The cleanse process will yield an output CSV file containing the original inputs appended with the suggested address and Match Indicators.

Suggested Address

Immediately after the input columns, we append standard address fields:

  • Address Line 1
  • Address Line 2
  • Address Line 3
  • Post Town
  • Postcode

Match Indicators

  • Count. The number of addresses we matched to the input. We return the closest match by default.
  • Organisation Match
  • Premise Match
  • Postcode Match
  • Thoroughfare Match
  • Locality Match
  • Post Town Match
  • Fit. A score represented as number between 1 and 0. Fit compares the address elements present in your query against the matching address elements. It does not incorporate elements you have not presented in the score. A partial address (e.g. 12 Pye Green Road) will have a fit of 1 even though it is missing post town and postcode. Its confidence score will be less than 1 however because it is missing some crucial elements.
  • Confidence. A confidence score represented as number between 1 and 0. 1 indicates a full match. 0 indicates no complete matching elements.

Match Levels

For any given address attribute (e.g. premise, thoroughfare, locality), we return a match score which benchmarks to what extent the input address conforms to the cleansed address. The full list is below:

  • FULL. A character for character match has been detected.
  • PARTIAL. A close match has been detected.
  • INCORRECT. The suggested address attribute and input address attribute do not match.
  • MISSING. The suggested address has this attribute while the input address does not.
  • NA. The suggested address does not use this particular attribute and so it is considered not applicable.
  • NO_MATCH. No match whatsoever could be found for the input address.

Confidence Score

The confidence score is a number ranging between 0 and 1. Where 1 implies a full match and 0 implies no major elements completely match. Each incorrect, missing or misspelled element will subtract from the overall confidence score.

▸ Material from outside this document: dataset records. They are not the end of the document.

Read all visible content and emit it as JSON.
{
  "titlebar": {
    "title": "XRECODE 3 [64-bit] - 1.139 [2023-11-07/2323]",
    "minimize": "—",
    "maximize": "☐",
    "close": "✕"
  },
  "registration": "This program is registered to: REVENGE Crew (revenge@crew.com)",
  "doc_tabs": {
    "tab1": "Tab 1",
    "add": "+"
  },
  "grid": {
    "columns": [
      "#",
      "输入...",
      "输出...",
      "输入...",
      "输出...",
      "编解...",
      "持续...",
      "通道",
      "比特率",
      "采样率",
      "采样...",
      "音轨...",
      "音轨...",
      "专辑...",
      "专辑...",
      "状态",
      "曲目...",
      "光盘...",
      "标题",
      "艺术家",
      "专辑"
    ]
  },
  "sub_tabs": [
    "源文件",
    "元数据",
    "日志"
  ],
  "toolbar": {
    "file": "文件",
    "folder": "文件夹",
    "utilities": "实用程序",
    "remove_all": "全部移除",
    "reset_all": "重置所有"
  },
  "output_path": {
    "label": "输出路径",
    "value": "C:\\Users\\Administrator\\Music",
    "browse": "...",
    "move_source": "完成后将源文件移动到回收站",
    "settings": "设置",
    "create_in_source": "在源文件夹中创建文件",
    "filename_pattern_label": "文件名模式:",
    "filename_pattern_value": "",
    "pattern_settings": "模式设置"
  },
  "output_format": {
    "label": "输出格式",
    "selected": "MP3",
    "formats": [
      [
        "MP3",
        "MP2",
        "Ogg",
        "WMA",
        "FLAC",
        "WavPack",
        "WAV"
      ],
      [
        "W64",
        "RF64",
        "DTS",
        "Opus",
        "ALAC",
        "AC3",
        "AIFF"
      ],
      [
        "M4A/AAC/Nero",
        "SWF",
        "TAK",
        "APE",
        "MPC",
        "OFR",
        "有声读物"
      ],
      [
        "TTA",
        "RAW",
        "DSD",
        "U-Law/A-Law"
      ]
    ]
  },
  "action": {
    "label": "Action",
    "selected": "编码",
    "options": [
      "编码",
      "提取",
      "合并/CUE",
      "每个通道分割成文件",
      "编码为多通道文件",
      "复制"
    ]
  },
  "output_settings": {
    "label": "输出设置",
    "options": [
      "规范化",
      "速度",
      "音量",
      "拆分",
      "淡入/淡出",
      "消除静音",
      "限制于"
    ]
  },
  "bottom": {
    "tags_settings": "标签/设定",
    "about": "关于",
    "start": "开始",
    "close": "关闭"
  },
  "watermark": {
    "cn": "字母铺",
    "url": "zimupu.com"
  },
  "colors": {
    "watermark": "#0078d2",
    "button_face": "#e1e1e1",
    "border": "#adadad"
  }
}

Deciding on an Acceptable Confidence Score Threshold

Different address cleanse projects can have radically different inputs. However, within each project, the inputs tend to repeat the same errors. For instance, some input datasets may be exclusively inputted manually and be prone to typos. Others may have a persistently missing datapoint such as organistation name or postcode. For this reason, it is important to understand that there is no absolute Confidence Score threshold. Instead, the acceptable confidence score must be determined on a project by project basis based on systematic errors present in the data and business goals.

When determining an acceptable Confidence Score threshold you should load a subset of the dataset into a spreadsheet application like Excel and sort on the score. Scrolling from top-to-bottom you will be able to observe matches from best to worst. As you start to hit the lower quality searches, you will be able to roughly determine:

  • Which confidence scores indicate ambigious matches (i.e. up to building level only)
  • Which confidence scores indicate a poor or no match (i.e. the nearest matching address is too far from the input address)

Depending on your business goals, you can also use the Match Levels to determine an acceptable match. For instance, do you need to match up to the throroughfare or building name only? Are accurate organisation names an important feature?